Proprio per questo peggioramento della situazione la Georgia ha depositato un nuovo contenzioso presso la Corte Europea dei Diritti dell’Uomo – Georgia v. Russia (IV) (application no. 39611/18) su cui la Corte si è dichiarata pronta a procedere nonostante la Russia non rientri più fra i paesi del Consiglio d’Europa.
La sessione 58 e la Risoluzione di giugno
In questo contesto, in cui si stanno esacerbando tutti gli effetti di questioni irrisolte, il 12 luglio si è tenuta la 58esima sessione delle Discussioni di Ginevra. Il comunicato stampa è laconico sull’avanzamento del processo di pace: “Il non uso della forza/gli accordi di sicurezza internazionale […] sono stati discussi in dettaglio. Tutti i partecipanti si sono impegnati attivamente sulla questione, ma senza raggiungere un’intesa comune sulla via da seguire. Le discussioni continueranno nelle sessioni future. La situazione umanitaria sul campo è stata ampiamente rivista. La questione degli sfollati interni e dei rifugiati non ha potuto essere completamente trattata come previsto dall’ordine del giorno a causa dell’abbandono della sala di alcuni partecipanti.”
Russia e protettorati accusano la Georgia di falsare la negoziazione facendo annualmente approvare una risoluzione all’ONU sul rientro degli sfollati.

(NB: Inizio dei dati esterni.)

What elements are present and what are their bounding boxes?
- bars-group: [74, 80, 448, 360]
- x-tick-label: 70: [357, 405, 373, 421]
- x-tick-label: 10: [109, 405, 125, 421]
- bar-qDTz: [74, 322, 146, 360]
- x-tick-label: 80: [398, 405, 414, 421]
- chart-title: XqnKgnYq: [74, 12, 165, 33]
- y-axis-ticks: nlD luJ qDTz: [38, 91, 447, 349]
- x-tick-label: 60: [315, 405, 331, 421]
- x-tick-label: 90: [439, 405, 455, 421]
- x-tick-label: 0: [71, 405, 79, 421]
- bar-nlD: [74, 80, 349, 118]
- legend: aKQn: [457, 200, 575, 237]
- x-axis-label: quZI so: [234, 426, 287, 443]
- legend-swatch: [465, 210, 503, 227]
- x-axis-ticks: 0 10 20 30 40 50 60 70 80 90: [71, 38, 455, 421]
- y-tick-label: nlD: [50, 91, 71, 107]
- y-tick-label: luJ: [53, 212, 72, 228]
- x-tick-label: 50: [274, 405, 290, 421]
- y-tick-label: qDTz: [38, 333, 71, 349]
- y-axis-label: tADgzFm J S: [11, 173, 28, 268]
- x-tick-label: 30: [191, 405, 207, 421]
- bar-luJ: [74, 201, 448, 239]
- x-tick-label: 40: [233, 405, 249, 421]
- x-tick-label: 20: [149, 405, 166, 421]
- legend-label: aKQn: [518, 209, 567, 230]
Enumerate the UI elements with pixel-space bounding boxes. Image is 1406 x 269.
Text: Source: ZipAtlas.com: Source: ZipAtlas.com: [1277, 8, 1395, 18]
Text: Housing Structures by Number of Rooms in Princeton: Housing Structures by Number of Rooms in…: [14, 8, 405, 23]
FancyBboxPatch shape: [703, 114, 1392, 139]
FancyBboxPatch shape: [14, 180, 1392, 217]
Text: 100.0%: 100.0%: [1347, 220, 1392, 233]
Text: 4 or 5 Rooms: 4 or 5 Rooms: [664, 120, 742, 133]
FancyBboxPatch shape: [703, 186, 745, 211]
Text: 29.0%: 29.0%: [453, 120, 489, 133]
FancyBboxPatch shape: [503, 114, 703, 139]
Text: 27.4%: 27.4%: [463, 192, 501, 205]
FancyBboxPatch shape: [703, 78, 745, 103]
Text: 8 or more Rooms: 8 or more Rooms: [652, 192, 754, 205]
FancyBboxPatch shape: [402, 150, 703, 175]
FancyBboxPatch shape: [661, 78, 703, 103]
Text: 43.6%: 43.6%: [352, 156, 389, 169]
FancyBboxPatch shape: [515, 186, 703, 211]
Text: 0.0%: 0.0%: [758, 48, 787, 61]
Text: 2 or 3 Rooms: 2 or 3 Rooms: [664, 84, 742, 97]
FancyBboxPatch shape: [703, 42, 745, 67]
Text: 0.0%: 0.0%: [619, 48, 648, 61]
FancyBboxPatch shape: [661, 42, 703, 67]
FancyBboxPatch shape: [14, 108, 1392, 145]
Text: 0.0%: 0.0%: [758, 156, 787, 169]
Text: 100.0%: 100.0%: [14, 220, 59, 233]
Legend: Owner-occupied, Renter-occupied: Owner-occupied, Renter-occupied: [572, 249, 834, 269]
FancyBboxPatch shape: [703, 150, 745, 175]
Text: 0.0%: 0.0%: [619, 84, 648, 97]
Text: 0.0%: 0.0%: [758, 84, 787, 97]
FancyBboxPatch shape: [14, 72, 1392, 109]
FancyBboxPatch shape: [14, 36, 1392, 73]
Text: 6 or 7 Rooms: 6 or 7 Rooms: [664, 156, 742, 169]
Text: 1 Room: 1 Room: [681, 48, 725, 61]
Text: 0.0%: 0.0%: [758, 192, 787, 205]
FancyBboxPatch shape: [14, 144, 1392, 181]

La risoluzione viene annualmente presentata dalla guerra del 2008, e richiede il diritto a rientrare nelle proprie terre di origine per i georgiani che ne sono stati allontanati con la forza. La Risoluzione adottata questo anno dall’Assemblea Generale, la GA/12507 del 7 giugno, segna un primato nel numero di paesi che si sono espressi a favore della mozione georgiana, e il numero minimo di chi ha votato con la Russia. Hanno votato a favore 100 paesi, 9 sono stati i contrari e 59 gli astenuti. Si sono allineati al voto contrario russo solo Bielorussia, Burundi, Cuba, Corea del Nord, Nicaragua, Sudan, Siria e Zimbabwe. Rispetto alla votazione precedente, manca al campo russo il pesante voto cinese, che l’anno scorso era contro la mozione georgiana, e quest’anno è stato di astensione.